In the never-ending scramble of resources, governments around the world are turning over every stone so that demand and be satisfied. This demand is driving governments and corporations to do irreversible damage to our planet but the people that are increasingly on the front-line are indigenous populations. In the United States it was the Sioux Nation at Standing Rock who loudly opposed the Keystone XL Pipeline. In Australia aboriginal communities have protested attempts by the both the government and private companies to mine their lands for precious resources including uranium. It appears that this trend is also affecting the indigenous people of Peru and they need people to stand up to support their cause.
Peru’s largest oil field is operated by the Canadian energy company Frontera. The field in question, Block 192, produced approximately 7.500 barrels of oil a day in July but a few days ago Reuters reported that indigenous people living nearby seized some of Fontera’s facilities.
The motivation behind the communities’ direct action was that the Peruvian government have refused to conduct a proper consultation before signing a new contract with Frontera. According to a 2011 law, the government is legally required to consult with indigenous people before signing contracts that may impact on their communities. In addition to concerns about future contracts, Telesur has reported that one tribal leader has also complained that current extraction practices have resulted in oil spills and the contamination of water supplies.
The Peruvian government has argued that they don’t need to do a consultation as one had been undertaken in 2015, however indigenous leaders have said that this is inadequate. In comments reported by The Guardian Carlos Sandi, the leader of the Corrientes river indigenous federation, said “we live in a state where our democratic rights are not respected”. Angela Acevedo, the director of indigenous people’s rights at the Vice Ministry of Intercultural Affairs, tried to flex some political muscle by stating that “the state takes the final decision” and that “the consultation process is not a veto; it’s not a yes or no”.
This response from the Peruvian government seems to suggest that the state authorities will seek to ignore the will of indigenous people but communities have said that they will be steadfast in their opposition. Whilst the protest continues, there will be no oil extraction from the site and if the state government chooses to approve another contract for Frontera, the indigenous protests would be removed by force.

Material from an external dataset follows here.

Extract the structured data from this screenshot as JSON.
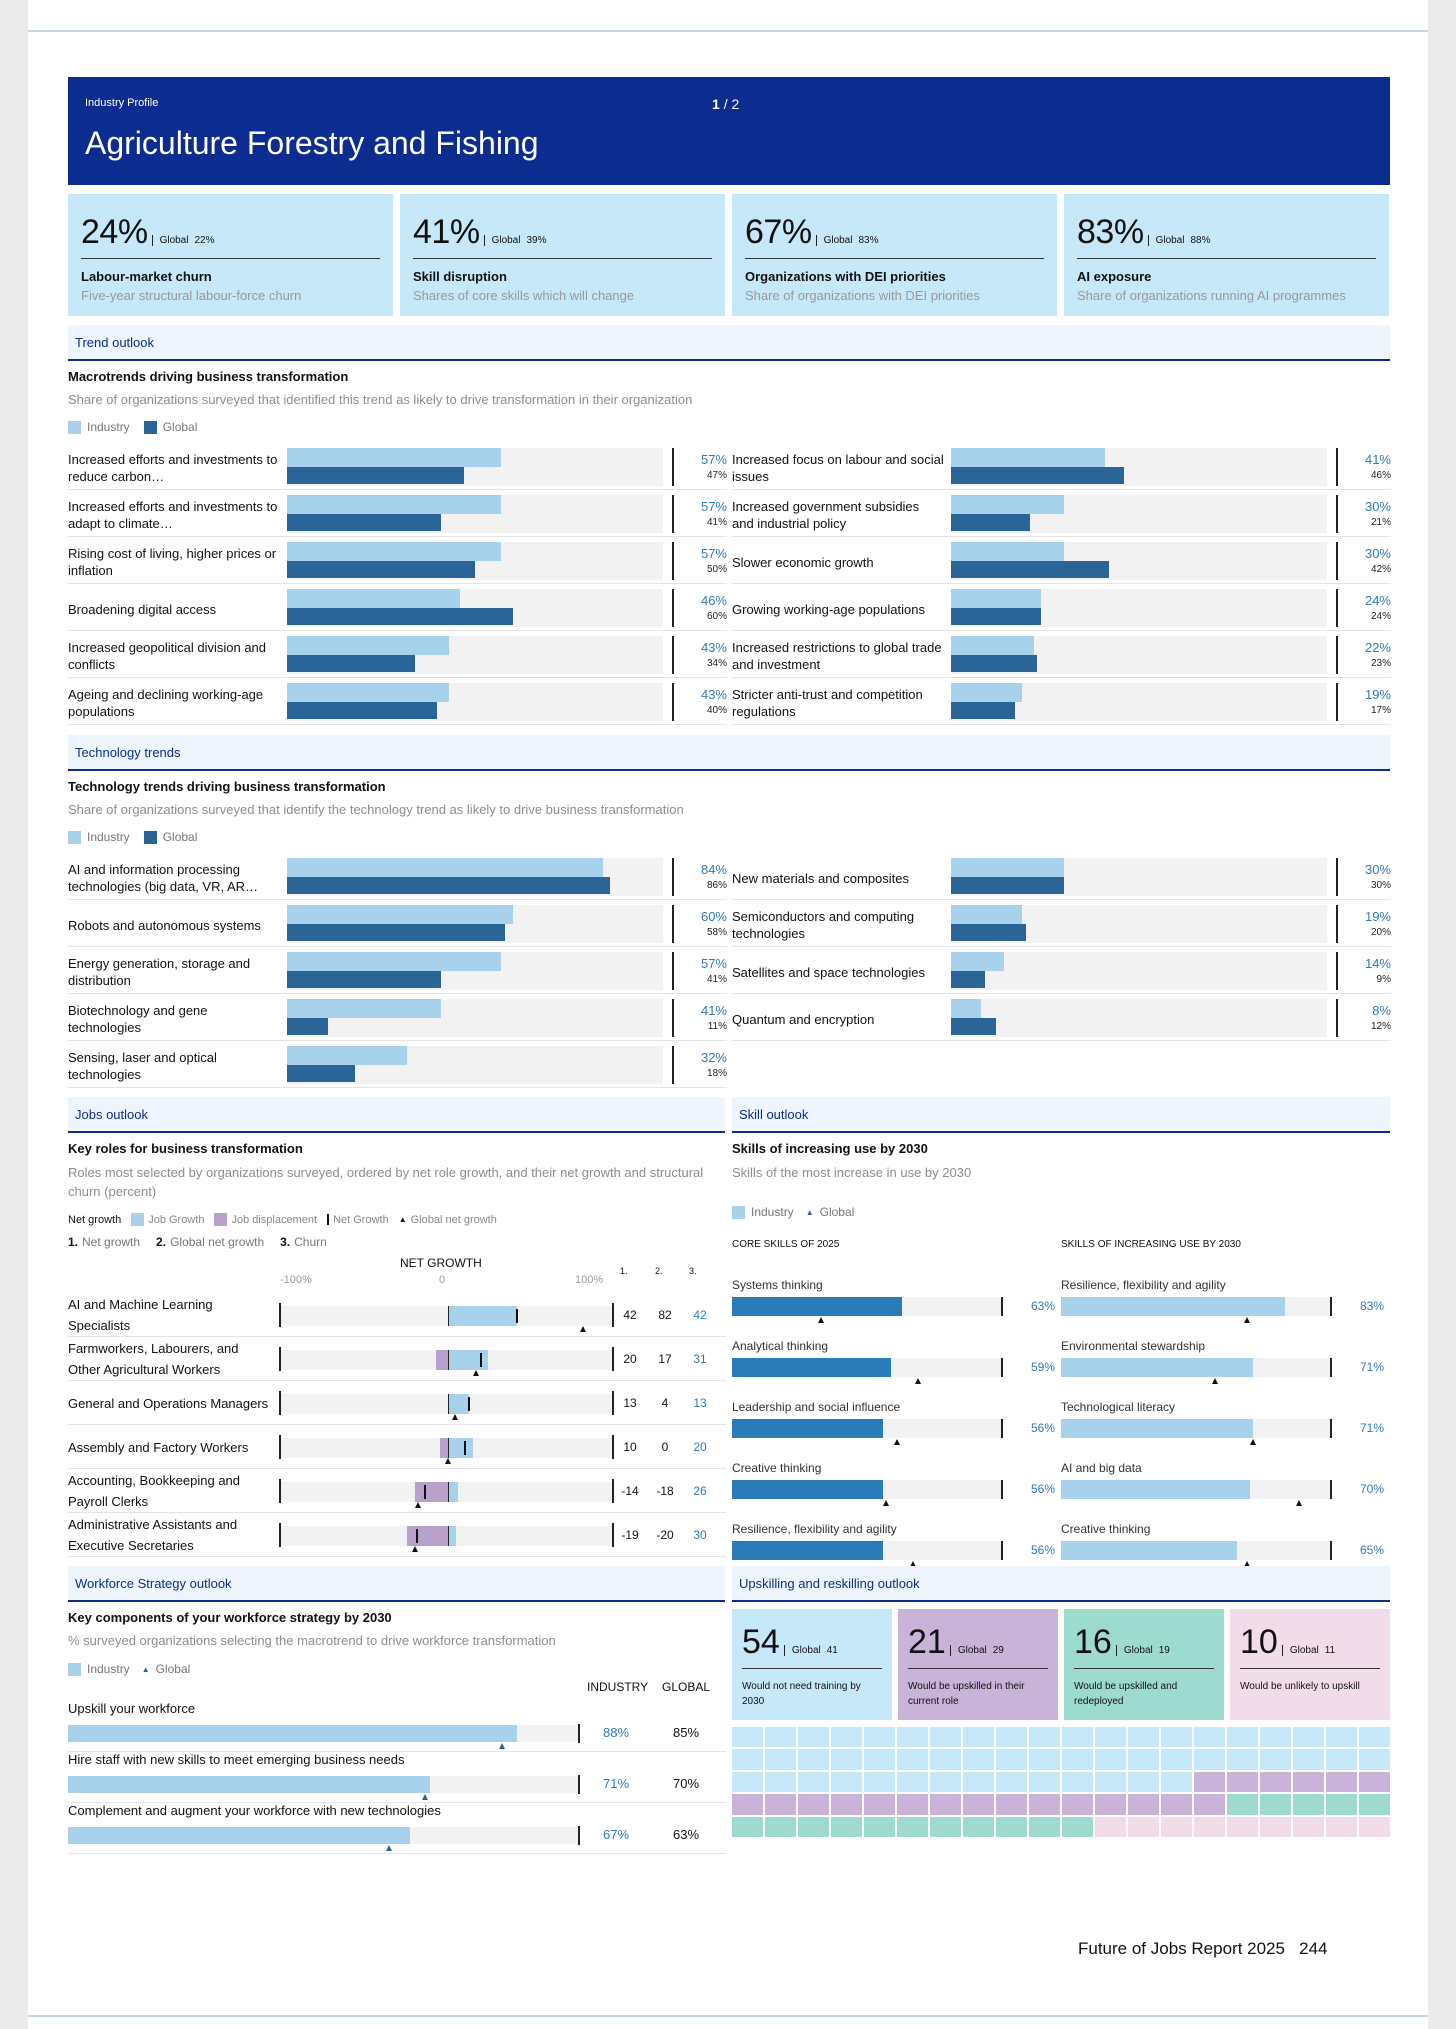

In a statement in the same Reuters piece, a company spokesman said: “Since our arrival to the area of Block 192, Frontera Energy has been working to gain the community’s trust and act as a mediator to ease potential tensions between the government, the industry and the community”. These words, however, have been contradicted by the actions of Frontera in recent years. As Aurelio Lopez, the leader of the Marañón river basin communities, said “Since 1970 several foreign companies have exploited Lot 192 and in the communities, there are no schools, there are no hospitals and [in] the few health posts there are no medicines or a doctor”.
This struggle is a perfect example of how democratic decision-making and corporate power are in an ongoing conflict. The world’s desire for energy is the unstoppable force behind Frontera’s desire for higher profits, but stories like this are common to many raw materials industries around the world. Whether it’s oil or food, Western countries consume a disproportionately large amount of the world’s resources and if this changes then the power of corporate giants will diminish.
In our globalised world it can often be difficult to see how those culpable for injustices like these impact on people on the other side of the world. In this case the link is clear. We all use energy and need natural resources to sustain our current standards of living, but a society, no matter how big or small, can be perpetually sustained by allowing corporate power to crush indigenous people’s democratic rights. We can instantaneously converse to people on the other side of the planet so it is incumbent on all of us to speak out with these indigenous people. If our communities were located above oil reserves, the plight of these people would have been ours as well. The geographical lottery of our birth shouldn’t deter us from seeking justice, rather it gives us a platform to demand radical change.